O que você vai aprender

  • Entender por que a prova social convence mais que o autoelogio.
  • Reconhecer as formas de prova social no LinkedIn: recomendações, casos e menções.
  • Apresentar resultados com honestidade, sem exageros nem números falsos.
  • Pedir recomendações e depoimentos de forma natural e ética.

Por que a prova social convence

Existe uma diferença enorme entre você dizer que é bom e outra pessoa dizer isso por você. Quando você se elogia, o leitor desconta, porque sabe que ninguém fala mal de si mesmo.
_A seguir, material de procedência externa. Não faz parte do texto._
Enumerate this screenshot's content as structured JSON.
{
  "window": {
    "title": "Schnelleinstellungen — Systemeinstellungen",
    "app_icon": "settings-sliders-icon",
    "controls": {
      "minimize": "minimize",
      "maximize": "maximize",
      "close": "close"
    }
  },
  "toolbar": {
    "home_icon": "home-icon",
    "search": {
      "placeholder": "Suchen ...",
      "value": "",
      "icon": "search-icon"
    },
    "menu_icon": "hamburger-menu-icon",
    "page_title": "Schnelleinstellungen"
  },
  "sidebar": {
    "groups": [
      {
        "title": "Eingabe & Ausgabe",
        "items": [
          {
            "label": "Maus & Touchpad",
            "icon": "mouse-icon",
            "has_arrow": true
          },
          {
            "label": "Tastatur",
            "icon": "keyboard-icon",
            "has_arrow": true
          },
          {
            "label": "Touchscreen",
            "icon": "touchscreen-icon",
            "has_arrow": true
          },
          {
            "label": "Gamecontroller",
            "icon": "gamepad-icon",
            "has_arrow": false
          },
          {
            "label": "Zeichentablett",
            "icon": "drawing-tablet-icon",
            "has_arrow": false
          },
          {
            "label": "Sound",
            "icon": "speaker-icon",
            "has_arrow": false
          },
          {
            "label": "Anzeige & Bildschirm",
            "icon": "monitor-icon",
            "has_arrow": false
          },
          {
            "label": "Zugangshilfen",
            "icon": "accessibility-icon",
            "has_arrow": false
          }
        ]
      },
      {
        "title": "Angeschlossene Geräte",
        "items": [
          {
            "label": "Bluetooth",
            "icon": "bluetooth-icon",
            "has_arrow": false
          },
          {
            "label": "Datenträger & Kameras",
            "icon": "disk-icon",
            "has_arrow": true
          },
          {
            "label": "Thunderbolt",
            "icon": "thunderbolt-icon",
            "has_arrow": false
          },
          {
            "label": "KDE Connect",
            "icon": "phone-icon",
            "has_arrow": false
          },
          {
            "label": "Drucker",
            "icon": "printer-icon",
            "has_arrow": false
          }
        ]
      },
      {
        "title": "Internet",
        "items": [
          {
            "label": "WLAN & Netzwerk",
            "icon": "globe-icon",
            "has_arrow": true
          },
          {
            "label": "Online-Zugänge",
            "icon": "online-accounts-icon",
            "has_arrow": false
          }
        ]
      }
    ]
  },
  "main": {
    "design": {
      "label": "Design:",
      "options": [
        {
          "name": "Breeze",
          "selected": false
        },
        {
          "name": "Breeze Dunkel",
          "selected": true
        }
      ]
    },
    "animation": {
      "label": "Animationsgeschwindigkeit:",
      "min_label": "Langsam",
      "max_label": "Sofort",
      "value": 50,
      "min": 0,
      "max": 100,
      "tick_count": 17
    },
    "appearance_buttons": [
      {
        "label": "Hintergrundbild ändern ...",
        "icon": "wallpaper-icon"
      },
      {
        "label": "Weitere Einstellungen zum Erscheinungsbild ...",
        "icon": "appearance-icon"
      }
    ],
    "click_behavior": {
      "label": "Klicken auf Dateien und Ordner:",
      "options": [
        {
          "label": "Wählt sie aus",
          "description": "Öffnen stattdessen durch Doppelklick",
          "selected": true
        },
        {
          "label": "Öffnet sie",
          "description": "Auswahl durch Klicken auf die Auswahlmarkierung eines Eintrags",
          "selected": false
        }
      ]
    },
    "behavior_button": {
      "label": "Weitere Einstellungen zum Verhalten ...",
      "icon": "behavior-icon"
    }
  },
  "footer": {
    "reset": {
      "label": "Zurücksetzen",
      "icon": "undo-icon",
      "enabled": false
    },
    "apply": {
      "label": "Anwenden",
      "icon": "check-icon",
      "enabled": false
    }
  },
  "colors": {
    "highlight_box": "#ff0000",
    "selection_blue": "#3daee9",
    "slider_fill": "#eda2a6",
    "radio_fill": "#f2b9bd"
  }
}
Quando um cliente satisfeito descreve o que você fez por ele, a mesma informação ganha peso, porque vem de fora e é mais difícil de forjar. Isso é a prova social, e ela é uma das forças mais poderosas numa decisão de compra. As pessoas confiam em quem já foi aprovado por outras pessoas parecidas com elas. No B2B, onde a compra envolve risco, essa confiança de terceiros pesa ainda mais.

Um perfil com recomendações e depoimentos de clientes reais atraindo confiança, ao lado de um perfil só com autoelogio.
A voz dos clientes convence mais que o autoelogio: prova social vem de fora e pesa mais.

No LinkedIn, a prova social tem várias formas. A mais direta são as recomendações, aqueles textos que um contato escreve no seu perfil atestando o seu trabalho. Há também os casos que você mesmo conta, sempre com honestidade, mostrando uma situação real que resolveu. Existem os depoimentos de clientes que você pode publicar com permissão, as menções quando alguém marca você elogiando, e até os comentários positivos que ficam nas suas publicações. Cada uma dessas evidências, somada, monta a imagem de alguém em quem se pode confiar. Você não precisa de todas, mas quanto mais reais e variadas, mais sólida a impressão.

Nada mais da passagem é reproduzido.